Gerechtshof Amsterdam, 22-01-2003, ECLI:NL:GHAMS:2003:BV5704 AF6358, 01/01378
Gerechtshof Amsterdam, 22-01-2003, ECLI:NL:GHAMS:2003:BV5704 AF6358, 01/01378
Gegevens
- Instantie
- Gerechtshof Amsterdam
- Datum uitspraak
- 22 januari 2003
- Datum publicatie
- 26 maart 2003
- ECLI
- ECLI:NL:GHAMS:2003:AF6358
- Zaaknummer
- 01/01378
Inhoudsindicatie
Het Hof heeft de inspecteur veroordeeld tot vergoeding van de schade die belanghebbende heeft geleden door opleggen en handhaven van een naheffingsaanslag in de motorrijtuigenbelasting. De schade bestaat uit het verschil tussen de waarde van het motorrijtuig en het bedrag dat belanghebbende heeft ontvangen van de sloop.
Uitspraak
GERECHTSHOF TE AMSTERDAM
Tweede Meervoudige Belastingkamer
UITSPRAAK
op het beroep van X te Z, belanghebbende,
tegen
een uitspraak van Y te P, de inspecteur.
1. Loop van het geding
Van belanghebbende is ter griffie een beroepschrift ontvangen op 27 april 2001 en aangevuld bij brief van 31 mei 2001. Het beroep is gericht tegen een uitspraak van de inspecteur, gedagtekend 19 maart 2001, betreffende een naheffingsaanslag in de motorrijtuigenbelasting over de periode van 30 juni 1999 tot en met 29 juni 2000 betreffende het motorrijtuig met kenteken aa-bb-cc en een boetebeschikking. Aan belanghebbende is een naheffingsaanslag opgelegd van ƒ 2.178 aan enkelvoudige belasting. Tevens is een boete opgelegd van 100 procent. Na bezwaar tegen de naheffingsaanslag en de boetebeschikking is de naheffingsaanslag bij de bestreden uitspraak gehandhaafd en is de boete vervallen.

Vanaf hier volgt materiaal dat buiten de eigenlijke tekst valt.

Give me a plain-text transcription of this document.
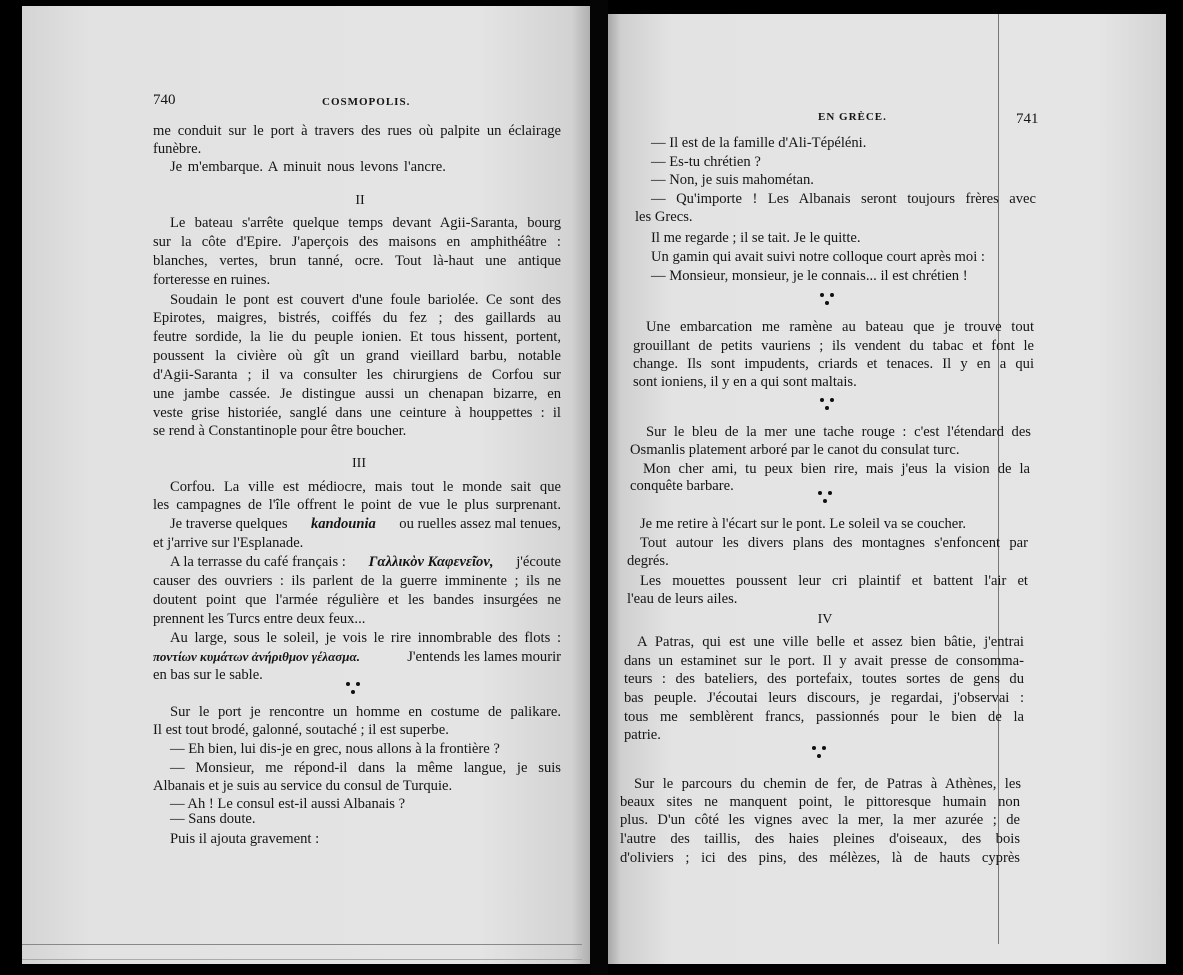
740	COSMOPOLIS.
me conduit sur le port à travers des rues où palpite un éclairage
funèbre.
Je m'embarque. A minuit nous levons l'ancre.
II
Le bateau s'arrête quelque temps devant Agii-Saranta, bourg
sur la côte d'Epire. J'aperçois des maisons en amphithéâtre :
blanches, vertes, brun tanné, ocre. Tout là-haut une antique
forteresse en ruines.
Soudain le pont est couvert d'une foule bariolée. Ce sont des
Epirotes, maigres, bistrés, coiffés du fez ; des gaillards au
feutre sordide, la lie du peuple ionien. Et tous hissent, portent,
poussent la civière où gît un grand vieillard barbu, notable
d'Agii-Saranta ; il va consulter les chirurgiens de Corfou sur
une jambe cassée. Je distingue aussi un chenapan bizarre, en
veste grise historiée, sanglé dans une ceinture à houppettes : il
se rend à Constantinople pour être boucher.
III
Corfou. La ville est médiocre, mais tout le monde sait que
les campagnes de l'île offrent le point de vue le plus surprenant.
Je traverse quelques kandounia ou ruelles assez mal tenues,
et j'arrive sur l'Esplanade.
A la terrasse du café français : Γαλλικὸν Καφενεῖον, j'écoute
causer des ouvriers : ils parlent de la guerre imminente ; ils ne
doutent point que l'armée régulière et les bandes insurgées ne
prennent les Turcs entre deux feux...
Au large, sous le soleil, je vois le rire innombrable des flots :
ποντίων κυμάτων ἀνήριθμον γέλασμα.	J'entends les lames mourir
en bas sur le sable.
Sur le port je rencontre un homme en costume de palikare.
Il est tout brodé, galonné, soutaché ; il est superbe.
— Eh bien, lui dis-je en grec, nous allons à la frontière ?
— Monsieur, me répond-il dans la même langue, je suis
Albanais et je suis au service du consul de Turquie.
— Ah ! Le consul est-il aussi Albanais ?
— Sans doute.
Puis il ajouta gravement :
EN GRÈCE.	741
— Il est de la famille d'Ali-Tépéléni.
— Es-tu chrétien ?
— Non, je suis mahométan.
— Qu'importe ! Les Albanais seront toujours frères avec
les Grecs.
Il me regarde ; il se tait. Je le quitte.
Un gamin qui avait suivi notre colloque court après moi :
— Monsieur, monsieur, je le connais... il est chrétien !
Une embarcation me ramène au bateau que je trouve tout
grouillant de petits vauriens ; ils vendent du tabac et font le
change. Ils sont impudents, criards et tenaces. Il y en a qui
sont ioniens, il y en a qui sont maltais.
Sur le bleu de la mer une tache rouge : c'est l'étendard des
Osmanlis platement arboré par le canot du consulat turc.
Mon cher ami, tu peux bien rire, mais j'eus la vision de la
conquête barbare.
Je me retire à l'écart sur le pont. Le soleil va se coucher.
Tout autour les divers plans des montagnes s'enfoncent par
degrés.
Les mouettes poussent leur cri plaintif et battent l'air et
l'eau de leurs ailes.
IV
A Patras, qui est une ville belle et assez bien bâtie, j'entrai
dans un estaminet sur le port. Il y avait presse de consomma-
teurs : des bateliers, des portefaix, toutes sortes de gens du
bas peuple. J'écoutai leurs discours, je regardai, j'observai :
tous me semblèrent francs, passionnés pour le bien de la
patrie.
Sur le parcours du chemin de fer, de Patras à Athènes, les
beaux sites ne manquent point, le pittoresque humain non
plus. D'un côté les vignes avec la mer, la mer azurée ; de
l'autre des taillis, des haies pleines d'oiseaux, des bois
d'oliviers ; ici des pins, des mélèzes, là de hauts cyprès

Het beroep strekt uiteindelijk tot vernietiging van de uitspraak van de inspecteur.
De inspecteur heeft afgezien van het indienen van een verweerschrift. Op 5 september 2001 heeft de inspecteur een kopie van een brief aan belanghebbende, welke is gedagtekend 3 augustus 2001, aan het Hof gestuurd. In die brief wordt aan belanghebbende - voor zover hier van belang - meegedeeld dat de naheffingsaanslag ambtshalve wordt vernietigd.
Ter zitting van 23 januari 2002 van de Elfde Enkelvoudige Belastingkamer zijn verschenen belanghebbende en namens de inspecteur A.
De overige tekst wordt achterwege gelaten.